The team shared their outcomes of standardizing the safety training process for leaders across Grant PUD. Listen to the discussion starting at 2:09:15 on the commission audio and see their presentation to the commission on pages 34-59 here.
Commissioners unanimously approved:
— A $33.4 million contract with lowest bidder IMCO General Construction, Inc. of Ferndale, Wash. to build a secondary, more seismic-resistant embankment of roller-compacted concrete and concrete piles on the Yakima County side of Priest Rapids Dam. The project is a federal requirement to ensure the integrity of the dam during seismic events. IMCO's bid was nearly $13 million less than Grant PUD's engineer estimate of $46.24 million. The bid is both commercially and technically compliant with Grant PUD's contract requirments. The bid was the lowest of four received. For details about the bid, view the commission packet, pages 8-18. Commissioners approved the bid with no further discussion. This total contract amount is subject to change, depending on the location of the quarry that will source the gravel for this project. That detail is being finalized.

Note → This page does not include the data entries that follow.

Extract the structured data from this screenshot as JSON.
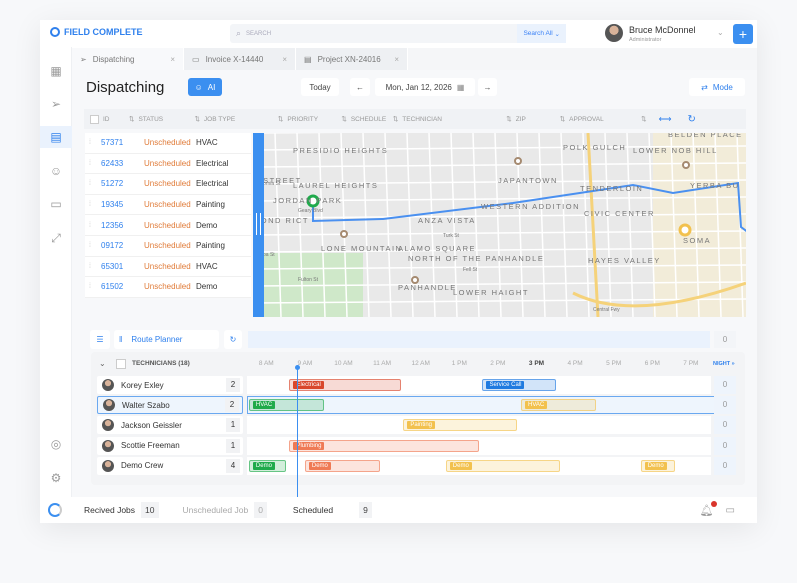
{
  "app": {
    "logo": "FIELD COMPLETE",
    "search_placeholder": "SEARCH",
    "search_scope": "Search All",
    "user_name": "Bruce McDonnel",
    "user_role": "Administrator"
  },
  "tabs": [
    {
      "label": "Dispatching"
    },
    {
      "label": "Invoice X-14440"
    },
    {
      "label": "Project XN-24016"
    }
  ],
  "header": {
    "title": "Dispatching",
    "ai_label": "AI",
    "today": "Today",
    "date": "Mon, Jan 12, 2026",
    "mode": "Mode"
  },
  "columns": [
    "ID",
    "STATUS",
    "JOB TYPE",
    "PRIORITY",
    "SCHEDULE",
    "TECHNICIAN",
    "ZIP",
    "APPROVAL"
  ],
  "jobs": [
    {
      "id": "57371",
      "status": "Unscheduled",
      "type": "HVAC"
    },
    {
      "id": "62433",
      "status": "Unscheduled",
      "type": "Electrical"
    },
    {
      "id": "51272",
      "status": "Unscheduled",
      "type": "Electrical"
    },
    {
      "id": "19345",
      "status": "Unscheduled",
      "type": "Painting"
    },
    {
      "id": "12356",
      "status": "Unscheduled",
      "type": "Demo"
    },
    {
      "id": "09172",
      "status": "Unscheduled",
      "type": "Painting"
    },
    {
      "id": "65301",
      "status": "Unscheduled",
      "type": "HVAC"
    },
    {
      "id": "61502",
      "status": "Unscheduled",
      "type": "Demo"
    }
  ],
  "map_labels": [
    "PRESIDIO HEIGHTS",
    "POLK GULCH",
    "LOWER NOB HILL",
    "BELDEN PLACE",
    "E STREET",
    "LAUREL HEIGHTS",
    "JAPANTOWN",
    "TENDERLOIN",
    "YERBA BU",
    "JORDAN PARK",
    "WESTERN ADDITION",
    "MOND RICT",
    "ANZA VISTA",
    "CIVIC CENTER",
    "SOMA",
    "LONE MOUNTAIN",
    "ALAMO SQUARE",
    "NORTH OF THE PANHANDLE",
    "HAYES VALLEY",
    "PANHANDLE",
    "LOWER HAIGHT",
    "California St",
    "Geary Blvd",
    "Turk St",
    "Balboa St",
    "Fulton St",
    "Fell St",
    "Central Fwy"
  ],
  "route_planner": {
    "label": "Route Planner",
    "unassigned_count": "0"
  },
  "gantt": {
    "header": "TECHNICIANS (18)",
    "hours": [
      "8 AM",
      "9 AM",
      "10 AM",
      "11 AM",
      "12 AM",
      "1 PM",
      "2 PM",
      "3 PM",
      "4 PM",
      "5 PM",
      "6 PM",
      "7 PM"
    ],
    "night": "NIGHT »",
    "current_time_hour": 9.3,
    "technicians": [
      {
        "name": "Korey Exley",
        "count": "2",
        "overflow": "0",
        "jobs": [
          {
            "label": "Electrical",
            "start": 9.1,
            "end": 12.0,
            "color": "#d9472b"
          },
          {
            "label": "Service Call",
            "start": 14.1,
            "end": 16.0,
            "color": "#1f7ae0"
          }
        ]
      },
      {
        "name": "Walter Szabo",
        "count": "2",
        "overflow": "0",
        "selected": true,
        "jobs": [
          {
            "label": "HVAC",
            "start": 8.05,
            "end": 10.0,
            "color": "#1faa4b"
          },
          {
            "label": "HVAC",
            "start": 15.1,
            "end": 17.05,
            "color": "#f2c14e"
          }
        ]
      },
      {
        "name": "Jackson Geissler",
        "count": "1",
        "overflow": "0",
        "jobs": [
          {
            "label": "Painting",
            "start": 12.05,
            "end": 15.0,
            "color": "#f2c14e"
          }
        ]
      },
      {
        "name": "Scottie Freeman",
        "count": "1",
        "overflow": "0",
        "jobs": [
          {
            "label": "Plumbing",
            "start": 9.1,
            "end": 14.0,
            "color": "#ef7a55"
          }
        ]
      },
      {
        "name": "Demo Crew",
        "count": "4",
        "overflow": "0",
        "jobs": [
          {
            "label": "Demo",
            "start": 8.05,
            "end": 9.0,
            "color": "#1faa4b"
          },
          {
            "label": "Demo",
            "start": 9.5,
            "end": 11.45,
            "color": "#ef7a55"
          },
          {
            "label": "Demo",
            "start": 13.15,
            "end": 16.1,
            "color": "#f2c14e"
          },
          {
            "label": "Demo",
            "start": 18.2,
            "end": 19.1,
            "color": "#f2c14e"
          }
        ]
      }
    ]
  },
  "footer": {
    "received_label": "Recived Jobs",
    "received": "10",
    "unscheduled_label": "Unscheduled Job",
    "unscheduled": "0",
    "scheduled_label": "Scheduled",
    "scheduled": "9"
  },
  "colors": {
    "accent": "#2f80ed",
    "unscheduled": "#e07b39"
  }
}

—A contract for the utility's tree trimming and removal services. The $1.7 million contract with Basin Tree Service & Pest Control is set to run from February 2020 through December 2021. Grant PUD has contracted these services for several years to trim or remove trees that pose a threat topower lines causing an outage.Read more about this resolution in the commission packet, pages 19-23.

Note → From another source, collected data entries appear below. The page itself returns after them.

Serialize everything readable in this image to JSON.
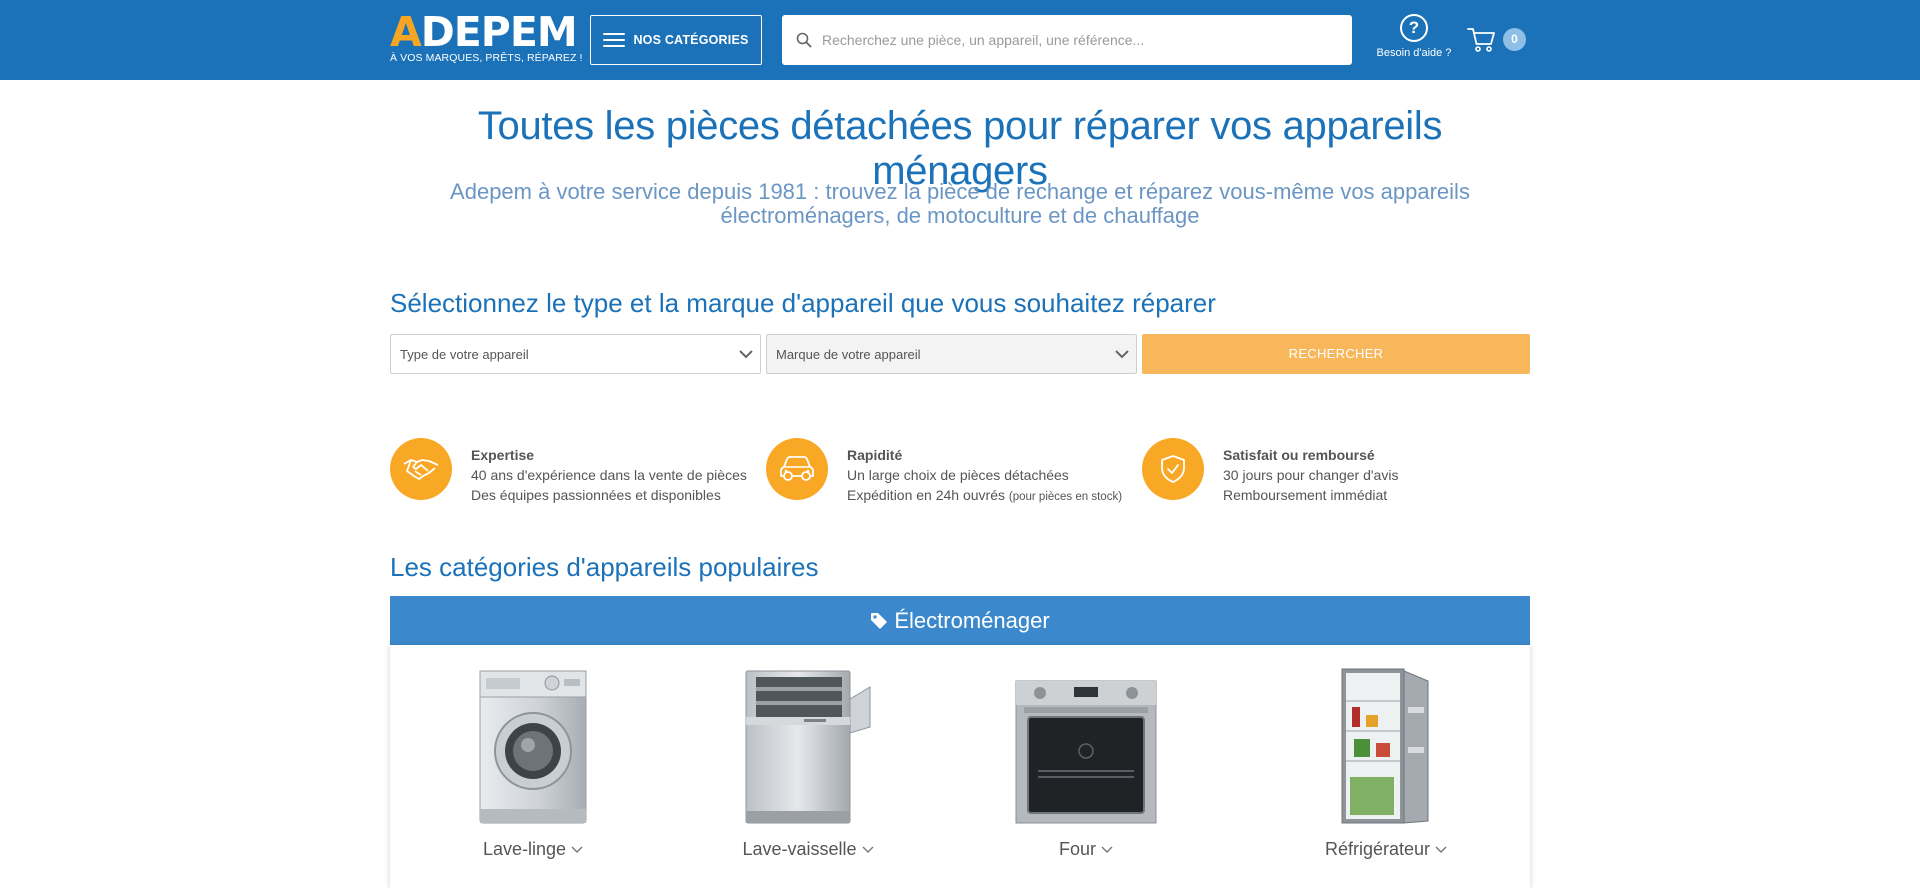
{
  "header": {
    "logo_text": "ADEPEM",
    "logo_tagline": "À VOS MARQUES, PRÊTS, RÉPAREZ !",
    "categories_button": "NOS CATÉGORIES",
    "search_placeholder": "Recherchez une pièce, un appareil, une référence...",
    "help_label": "Besoin d'aide ?",
    "cart_count": "0"
  },
  "hero": {
    "title": "Toutes les pièces détachées pour réparer vos appareils ménagers",
    "subtitle": "Adepem à votre service depuis 1981 : trouvez la pièce de rechange et réparez vous-même vos appareils électroménagers, de motoculture et de chauffage"
  },
  "selector": {
    "title": "Sélectionnez le type et la marque d'appareil que vous souhaitez réparer",
    "type_placeholder": "Type de votre appareil",
    "brand_placeholder": "Marque de votre appareil",
    "search_button": "RECHERCHER"
  },
  "features": [
    {
      "icon": "handshake-icon",
      "title": "Expertise",
      "line1": "40 ans d'expérience dans la vente de pièces",
      "line2": "Des équipes passionnées et disponibles",
      "note": ""
    },
    {
      "icon": "delivery-car-icon",
      "title": "Rapidité",
      "line1": "Un large choix de pièces détachées",
      "line2": "Expédition en 24h ouvrés",
      "note": "(pour pièces en stock)"
    },
    {
      "icon": "shield-check-icon",
      "title": "Satisfait ou remboursé",
      "line1": "30 jours pour changer d'avis",
      "line2": "Remboursement immédiat",
      "note": ""
    }
  ],
  "popular": {
    "title": "Les catégories d'appareils populaires",
    "panel_title": "Électroménager",
    "items": [
      {
        "label": "Lave-linge"
      },
      {
        "label": "Lave-vaisselle"
      },
      {
        "label": "Four"
      },
      {
        "label": "Réfrigérateur"
      }
    ]
  },
  "colors": {
    "header_blue": "#1b72b9",
    "accent_orange": "#f9a825",
    "button_orange": "#f8b75b",
    "panel_blue": "#3b89cc"
  }
}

— A change order to an existing contract with Brazil Quality Services for additional monitoring and inspection of the manufacturing in Brazil, China and Canada of replacement parts for needed turbine/generator upgrades at Priest Rapids Dam. The change order increases the contract amount by $2.4 million dollars for a new not-to-exceed contract price of $6.7 million. Read more about this motion in the commission packet, pages 24-31.
— A change order to an existing contract with the Washington State Department of Fish and Wildlife increasing the existing contract total by $1.5 million. The contract allows a substantial portion of Grant PUD's hatchery mitigation requirements. Grant PUD does not currently have the biological staff needed to complete the required work.Read more about this motion in the commission packet, pages 33-39.
— A change order to an existing contract with the Carlton Acclimation Facility Operation to allow for continued implementation of Grant PUD's mitigation requirements for Methow Basin summer Chinook. The contract will be extended through February of 2025 and increase by $995,591. Read more about this motion in the commission packet, pages 40-51.
Jan. 29 and Feb. 5: Public hearings on the proposed Red Rock Transmission Line. Both take place at 4 p.m. at the Port of Royal Slope main office, 4975 Road 13.5 SW, Royal City.